Compared with dapagliflozin alone, both doses of zibotentan appeared to reduce systolic blood pressure (by 3.6 and 7.6 mmHg with the low and high doses), diastolic blood pressure (3.0 and 5.4 mmHg, respectively) and LDL-cholesterol. However, it was felt that the reduction in albuminuria was due to endothelin inhibition rather than to any blood pressure-lowering effect. Endothelin A receptor antagonism has previously been demonstrated to reduce LDL-cholesterol by reducing PCSK9 concentrations (Farrah et al, 2019).
Writing in an accompanying comment, Dhaun and Chapman (2023) identified that there were more people with known heart failure in the dapagliflozin/placebo group than in the other two groups.
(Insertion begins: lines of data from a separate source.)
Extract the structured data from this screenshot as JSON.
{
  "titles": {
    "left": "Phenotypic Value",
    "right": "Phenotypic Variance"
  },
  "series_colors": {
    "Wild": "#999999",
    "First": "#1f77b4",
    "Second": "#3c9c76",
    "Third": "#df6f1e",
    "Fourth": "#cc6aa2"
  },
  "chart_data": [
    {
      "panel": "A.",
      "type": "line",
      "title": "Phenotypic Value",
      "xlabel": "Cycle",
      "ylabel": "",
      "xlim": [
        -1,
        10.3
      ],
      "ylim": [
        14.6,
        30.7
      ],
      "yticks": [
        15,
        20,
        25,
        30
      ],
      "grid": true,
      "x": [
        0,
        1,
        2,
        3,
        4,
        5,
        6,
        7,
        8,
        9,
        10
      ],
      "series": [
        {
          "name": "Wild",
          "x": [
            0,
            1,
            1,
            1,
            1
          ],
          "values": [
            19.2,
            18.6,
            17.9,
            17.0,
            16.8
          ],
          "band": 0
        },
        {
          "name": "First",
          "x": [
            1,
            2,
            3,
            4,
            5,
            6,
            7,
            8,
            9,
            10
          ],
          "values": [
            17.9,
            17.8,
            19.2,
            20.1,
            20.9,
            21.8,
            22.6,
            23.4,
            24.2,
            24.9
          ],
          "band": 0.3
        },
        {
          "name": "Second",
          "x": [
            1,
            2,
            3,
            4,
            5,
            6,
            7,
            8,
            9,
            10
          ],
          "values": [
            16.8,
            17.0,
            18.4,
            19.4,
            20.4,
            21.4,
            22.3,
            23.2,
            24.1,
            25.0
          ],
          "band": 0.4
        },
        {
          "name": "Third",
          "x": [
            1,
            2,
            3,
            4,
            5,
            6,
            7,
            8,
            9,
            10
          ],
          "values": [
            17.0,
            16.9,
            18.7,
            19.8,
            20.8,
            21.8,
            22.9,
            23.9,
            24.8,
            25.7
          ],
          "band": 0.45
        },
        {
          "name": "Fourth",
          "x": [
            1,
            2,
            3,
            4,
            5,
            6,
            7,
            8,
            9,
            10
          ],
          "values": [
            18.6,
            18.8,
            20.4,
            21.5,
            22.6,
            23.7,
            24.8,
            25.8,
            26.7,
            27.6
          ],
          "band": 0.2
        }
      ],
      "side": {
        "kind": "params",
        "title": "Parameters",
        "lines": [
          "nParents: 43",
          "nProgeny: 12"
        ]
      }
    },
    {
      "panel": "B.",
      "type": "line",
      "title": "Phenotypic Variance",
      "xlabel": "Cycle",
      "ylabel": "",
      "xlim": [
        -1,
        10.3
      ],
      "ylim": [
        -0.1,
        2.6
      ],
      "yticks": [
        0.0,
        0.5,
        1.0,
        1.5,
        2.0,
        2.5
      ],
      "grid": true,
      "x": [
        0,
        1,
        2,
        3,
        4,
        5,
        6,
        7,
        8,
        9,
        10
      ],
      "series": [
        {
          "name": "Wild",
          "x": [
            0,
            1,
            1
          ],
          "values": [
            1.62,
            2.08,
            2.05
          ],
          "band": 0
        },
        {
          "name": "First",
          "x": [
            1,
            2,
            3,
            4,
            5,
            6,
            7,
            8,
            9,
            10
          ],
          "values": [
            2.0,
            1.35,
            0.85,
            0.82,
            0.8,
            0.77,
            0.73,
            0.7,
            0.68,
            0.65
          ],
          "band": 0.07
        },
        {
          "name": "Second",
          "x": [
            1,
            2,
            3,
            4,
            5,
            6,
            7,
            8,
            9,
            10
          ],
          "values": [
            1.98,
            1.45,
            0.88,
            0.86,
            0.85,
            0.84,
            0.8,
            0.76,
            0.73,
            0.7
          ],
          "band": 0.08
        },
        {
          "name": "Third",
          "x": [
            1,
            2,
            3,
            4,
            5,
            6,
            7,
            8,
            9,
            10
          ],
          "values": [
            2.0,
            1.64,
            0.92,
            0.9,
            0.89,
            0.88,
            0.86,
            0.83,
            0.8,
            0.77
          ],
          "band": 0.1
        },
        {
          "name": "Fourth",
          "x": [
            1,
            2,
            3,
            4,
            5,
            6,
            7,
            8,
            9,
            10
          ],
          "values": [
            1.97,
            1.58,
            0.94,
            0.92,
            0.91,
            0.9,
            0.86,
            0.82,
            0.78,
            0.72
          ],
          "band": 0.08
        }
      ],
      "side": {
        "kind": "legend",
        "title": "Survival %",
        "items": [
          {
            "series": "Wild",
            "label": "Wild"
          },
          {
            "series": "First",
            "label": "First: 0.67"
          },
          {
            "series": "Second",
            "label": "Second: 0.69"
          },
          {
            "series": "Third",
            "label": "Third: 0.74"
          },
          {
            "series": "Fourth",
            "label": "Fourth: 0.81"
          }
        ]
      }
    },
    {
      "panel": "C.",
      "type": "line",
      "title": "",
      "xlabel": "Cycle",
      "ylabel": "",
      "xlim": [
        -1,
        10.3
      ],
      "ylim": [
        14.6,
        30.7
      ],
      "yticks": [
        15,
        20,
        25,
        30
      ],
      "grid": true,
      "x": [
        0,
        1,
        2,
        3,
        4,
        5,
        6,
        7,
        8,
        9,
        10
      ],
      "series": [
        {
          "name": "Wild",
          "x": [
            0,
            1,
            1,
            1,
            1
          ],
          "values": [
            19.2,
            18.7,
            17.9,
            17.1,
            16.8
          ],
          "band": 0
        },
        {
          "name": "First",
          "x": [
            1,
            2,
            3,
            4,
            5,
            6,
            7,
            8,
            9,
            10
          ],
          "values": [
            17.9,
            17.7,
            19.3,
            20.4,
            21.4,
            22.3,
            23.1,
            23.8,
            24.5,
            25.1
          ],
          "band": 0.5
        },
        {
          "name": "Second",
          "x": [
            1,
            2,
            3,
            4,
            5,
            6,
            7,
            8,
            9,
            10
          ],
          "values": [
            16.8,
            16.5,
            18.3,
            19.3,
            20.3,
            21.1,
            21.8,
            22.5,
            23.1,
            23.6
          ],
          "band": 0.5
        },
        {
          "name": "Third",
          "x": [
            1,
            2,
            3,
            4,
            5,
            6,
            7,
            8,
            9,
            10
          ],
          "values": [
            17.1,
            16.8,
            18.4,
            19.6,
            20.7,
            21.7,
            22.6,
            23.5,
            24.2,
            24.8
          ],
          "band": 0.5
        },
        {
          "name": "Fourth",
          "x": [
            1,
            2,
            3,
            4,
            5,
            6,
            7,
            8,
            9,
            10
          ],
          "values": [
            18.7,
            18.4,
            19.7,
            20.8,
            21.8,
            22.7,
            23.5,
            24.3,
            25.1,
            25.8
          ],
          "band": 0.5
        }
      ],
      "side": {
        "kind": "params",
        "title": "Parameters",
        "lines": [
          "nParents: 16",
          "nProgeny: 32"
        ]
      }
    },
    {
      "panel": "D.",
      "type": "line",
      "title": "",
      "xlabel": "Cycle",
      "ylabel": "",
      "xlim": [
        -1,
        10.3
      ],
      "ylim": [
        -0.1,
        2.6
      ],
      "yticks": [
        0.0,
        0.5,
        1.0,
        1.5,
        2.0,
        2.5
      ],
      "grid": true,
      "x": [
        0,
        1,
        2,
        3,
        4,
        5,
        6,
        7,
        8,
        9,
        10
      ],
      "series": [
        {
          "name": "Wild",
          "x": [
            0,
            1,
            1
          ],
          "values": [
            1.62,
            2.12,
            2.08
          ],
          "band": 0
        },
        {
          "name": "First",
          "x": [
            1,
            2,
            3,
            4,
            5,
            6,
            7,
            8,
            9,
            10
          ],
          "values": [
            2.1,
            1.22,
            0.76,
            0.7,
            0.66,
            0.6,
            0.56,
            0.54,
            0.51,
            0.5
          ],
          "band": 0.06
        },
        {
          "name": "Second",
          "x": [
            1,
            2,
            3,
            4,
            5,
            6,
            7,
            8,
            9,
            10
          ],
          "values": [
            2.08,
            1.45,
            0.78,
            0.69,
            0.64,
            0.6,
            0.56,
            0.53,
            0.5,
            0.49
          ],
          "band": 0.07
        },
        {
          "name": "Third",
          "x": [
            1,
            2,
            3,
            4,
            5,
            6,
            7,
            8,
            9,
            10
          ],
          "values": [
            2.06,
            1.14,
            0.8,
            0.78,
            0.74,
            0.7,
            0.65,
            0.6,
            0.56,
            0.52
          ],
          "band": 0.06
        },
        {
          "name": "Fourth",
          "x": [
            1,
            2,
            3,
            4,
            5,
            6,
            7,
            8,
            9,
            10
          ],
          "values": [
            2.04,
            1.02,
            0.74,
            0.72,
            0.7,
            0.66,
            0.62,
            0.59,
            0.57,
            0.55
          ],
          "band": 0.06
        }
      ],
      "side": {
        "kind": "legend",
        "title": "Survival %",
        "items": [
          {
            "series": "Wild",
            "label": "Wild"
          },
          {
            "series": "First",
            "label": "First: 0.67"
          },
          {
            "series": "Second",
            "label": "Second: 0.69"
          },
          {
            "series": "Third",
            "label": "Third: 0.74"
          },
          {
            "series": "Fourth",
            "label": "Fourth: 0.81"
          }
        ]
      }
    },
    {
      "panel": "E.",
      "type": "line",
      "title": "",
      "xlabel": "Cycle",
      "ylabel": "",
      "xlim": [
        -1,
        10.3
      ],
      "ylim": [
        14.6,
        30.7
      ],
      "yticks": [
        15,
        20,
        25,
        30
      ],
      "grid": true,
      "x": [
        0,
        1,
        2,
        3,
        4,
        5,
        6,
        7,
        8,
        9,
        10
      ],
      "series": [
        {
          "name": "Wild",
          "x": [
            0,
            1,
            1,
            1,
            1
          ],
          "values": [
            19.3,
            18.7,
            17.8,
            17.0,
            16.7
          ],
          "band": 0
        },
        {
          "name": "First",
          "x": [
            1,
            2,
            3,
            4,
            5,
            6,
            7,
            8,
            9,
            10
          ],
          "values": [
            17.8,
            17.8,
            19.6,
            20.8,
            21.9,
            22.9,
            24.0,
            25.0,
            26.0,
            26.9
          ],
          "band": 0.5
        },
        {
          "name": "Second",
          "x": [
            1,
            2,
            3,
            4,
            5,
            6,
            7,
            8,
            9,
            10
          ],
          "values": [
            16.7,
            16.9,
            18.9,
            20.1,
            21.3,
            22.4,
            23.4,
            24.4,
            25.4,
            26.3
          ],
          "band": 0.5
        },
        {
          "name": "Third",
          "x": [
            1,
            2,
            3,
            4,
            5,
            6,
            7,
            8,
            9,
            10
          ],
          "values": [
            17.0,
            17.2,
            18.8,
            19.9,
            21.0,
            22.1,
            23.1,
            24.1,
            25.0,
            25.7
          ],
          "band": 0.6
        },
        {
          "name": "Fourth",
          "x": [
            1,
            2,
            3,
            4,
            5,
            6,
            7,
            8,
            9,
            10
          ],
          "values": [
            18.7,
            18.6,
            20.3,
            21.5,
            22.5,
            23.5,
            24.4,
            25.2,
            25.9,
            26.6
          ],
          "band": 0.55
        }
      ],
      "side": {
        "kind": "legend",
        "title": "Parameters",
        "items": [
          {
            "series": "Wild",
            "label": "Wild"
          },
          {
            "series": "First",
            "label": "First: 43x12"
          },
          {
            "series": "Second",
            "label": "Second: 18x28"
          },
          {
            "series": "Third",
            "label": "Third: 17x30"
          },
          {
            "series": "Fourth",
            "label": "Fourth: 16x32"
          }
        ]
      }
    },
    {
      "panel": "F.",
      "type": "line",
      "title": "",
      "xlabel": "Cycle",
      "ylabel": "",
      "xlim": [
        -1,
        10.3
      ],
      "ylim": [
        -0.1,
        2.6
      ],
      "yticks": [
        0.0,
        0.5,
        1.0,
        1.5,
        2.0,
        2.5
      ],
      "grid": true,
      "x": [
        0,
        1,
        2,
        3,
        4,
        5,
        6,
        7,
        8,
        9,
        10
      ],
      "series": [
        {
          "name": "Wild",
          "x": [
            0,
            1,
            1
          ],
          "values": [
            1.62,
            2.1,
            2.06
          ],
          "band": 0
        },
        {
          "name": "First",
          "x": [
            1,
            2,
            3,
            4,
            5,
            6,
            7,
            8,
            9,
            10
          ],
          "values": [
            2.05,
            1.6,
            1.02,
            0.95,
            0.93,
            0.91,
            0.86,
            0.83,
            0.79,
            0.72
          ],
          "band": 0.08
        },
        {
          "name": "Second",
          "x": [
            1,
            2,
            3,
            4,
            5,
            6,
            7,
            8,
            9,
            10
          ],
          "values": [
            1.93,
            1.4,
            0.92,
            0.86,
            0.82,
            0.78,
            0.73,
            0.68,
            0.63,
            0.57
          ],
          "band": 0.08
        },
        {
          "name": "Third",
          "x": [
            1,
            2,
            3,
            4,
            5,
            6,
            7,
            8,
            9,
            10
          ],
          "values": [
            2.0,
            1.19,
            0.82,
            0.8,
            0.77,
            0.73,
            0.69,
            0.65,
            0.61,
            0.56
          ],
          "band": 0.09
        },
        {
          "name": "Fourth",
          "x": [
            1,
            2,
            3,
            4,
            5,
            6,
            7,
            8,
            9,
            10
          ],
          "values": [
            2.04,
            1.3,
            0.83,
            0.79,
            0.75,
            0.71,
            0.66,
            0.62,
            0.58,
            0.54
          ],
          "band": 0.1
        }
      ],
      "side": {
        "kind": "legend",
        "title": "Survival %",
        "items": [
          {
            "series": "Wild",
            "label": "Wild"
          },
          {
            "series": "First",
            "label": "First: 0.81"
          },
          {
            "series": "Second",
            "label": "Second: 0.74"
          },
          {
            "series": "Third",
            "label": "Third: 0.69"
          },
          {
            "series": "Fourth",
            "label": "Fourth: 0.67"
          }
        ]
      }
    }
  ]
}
Additionally, in view of previous concerns regarding fluid retention triggering heart failure in those treated with endothelin receptor antagonists, those with increased B-type natriuretic peptide (BNP) levels were excluded from the study, whereas BNP would not routinely be measured in people with CKD. They also cautioned that to fully interpret the blood pressure and lipid-lowering data, it would be important to know about new treatment initiations during the 12 weeks of the study. They also raised the question of whether sequential initiation of RAAS, SGLT2 and endothelin inhibition may be as effective as and more economical than initiating the SGLT2 and endothelin inhibition at the same time, as was done in this study; however, this would require head-to-head trials to determine. In the meantime, zibotentan will progress to phase 3 studies alongside use of RAAS and SGLT2 inhibitors.
We already have work to do to make certain that we diagnose CKD promptly, code accurately, ensure blood pressure targets are met, titrate RAAS blockade up to optimal doses and ensure that SGLT2 inhibitors are prescribed irrespective of their need for glucose lowering, as well as identifying those with type 2 diabetes and albuminuria who would additionally benefit from finerenone. It is likely that an audit would reveal that we all have people who would benefit from timely reviews and optimisation of lifestyle and current medications. Let’s ensure we tackle this while awaiting further evidence on this new use for endothelin receptor antagonists.